Significant weight reduction ahead of the front axle
This weight-saving opportunity is fully in line with the trend to electric vehicles. To ensure that small vehicles, too, can be powered by batteries that are still very heavy, the cars themselves have to be lightweight, which forces manufacturers to cut down on weight wherever possible. “With small vehicles, too, interest in lightweight LED headlamp lenses and other optical headlamp components made of polycarbonate is soaring,” says Döbler. What’s more, the weight reduction from these components is achieved ahead of the front axle, a fact that has a positive effect on vehicle dynamics. LED headlamps also use less energy, which places less load on the battery.

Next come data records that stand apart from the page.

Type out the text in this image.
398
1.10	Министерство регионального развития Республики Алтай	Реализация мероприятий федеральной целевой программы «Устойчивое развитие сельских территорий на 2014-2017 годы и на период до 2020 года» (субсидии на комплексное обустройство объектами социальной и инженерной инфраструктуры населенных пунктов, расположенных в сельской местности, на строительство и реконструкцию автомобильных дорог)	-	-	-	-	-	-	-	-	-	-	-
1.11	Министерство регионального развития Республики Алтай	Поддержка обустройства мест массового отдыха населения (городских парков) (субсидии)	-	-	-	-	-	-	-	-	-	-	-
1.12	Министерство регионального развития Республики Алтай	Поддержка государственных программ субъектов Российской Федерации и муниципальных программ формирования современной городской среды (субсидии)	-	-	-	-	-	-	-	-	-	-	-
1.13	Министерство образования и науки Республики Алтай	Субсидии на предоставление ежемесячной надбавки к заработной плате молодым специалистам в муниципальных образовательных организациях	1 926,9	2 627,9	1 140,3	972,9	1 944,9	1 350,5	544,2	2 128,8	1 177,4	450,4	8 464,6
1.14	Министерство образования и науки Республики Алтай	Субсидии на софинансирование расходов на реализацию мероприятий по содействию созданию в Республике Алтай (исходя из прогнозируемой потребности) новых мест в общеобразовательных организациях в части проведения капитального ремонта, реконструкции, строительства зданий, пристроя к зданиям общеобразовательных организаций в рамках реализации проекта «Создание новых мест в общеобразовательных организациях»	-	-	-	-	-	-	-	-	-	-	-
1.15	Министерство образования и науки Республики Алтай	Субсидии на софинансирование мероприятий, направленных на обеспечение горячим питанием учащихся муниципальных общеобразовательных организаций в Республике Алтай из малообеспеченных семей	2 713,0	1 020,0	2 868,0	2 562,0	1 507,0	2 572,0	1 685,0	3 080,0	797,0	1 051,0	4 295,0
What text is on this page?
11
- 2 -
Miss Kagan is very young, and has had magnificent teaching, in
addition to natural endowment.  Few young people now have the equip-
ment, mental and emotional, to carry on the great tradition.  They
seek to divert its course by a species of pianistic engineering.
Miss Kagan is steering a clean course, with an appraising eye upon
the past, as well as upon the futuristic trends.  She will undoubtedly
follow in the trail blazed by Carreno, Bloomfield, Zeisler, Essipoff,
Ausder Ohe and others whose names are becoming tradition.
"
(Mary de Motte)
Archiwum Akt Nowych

Multi-layer injection molding – process of choice
The rectangular, slightly curved LED headlamp lenses for the Audi A8 are 4 cm long, 2 cm wide and 1 cm thick. Because of the complex shape and thick walls of the optical components, it is no longer economically viable to produce them by the standard injection molding process. Bayer MaterialScience therefore set about improving its multi-layer injection molding process. This and other techniques for mold temperature control are now so sophisticated that high-precision LED lenses with walls of greatly varying thickness can be manufactured in short cycles while achieving a high degree of dimensional stability for the components. “Together with Hella, we have successfully carried out injection molding trials to produce plastic LED lenses on equipment at our Leverkusen Technical Service Center. These trials confirmed that LED headlamp lenses produced using these technologies tick all the right boxes,” says Christoph Klinkenberg, a specialist in processing Makrolon® at Bayer MaterialScience.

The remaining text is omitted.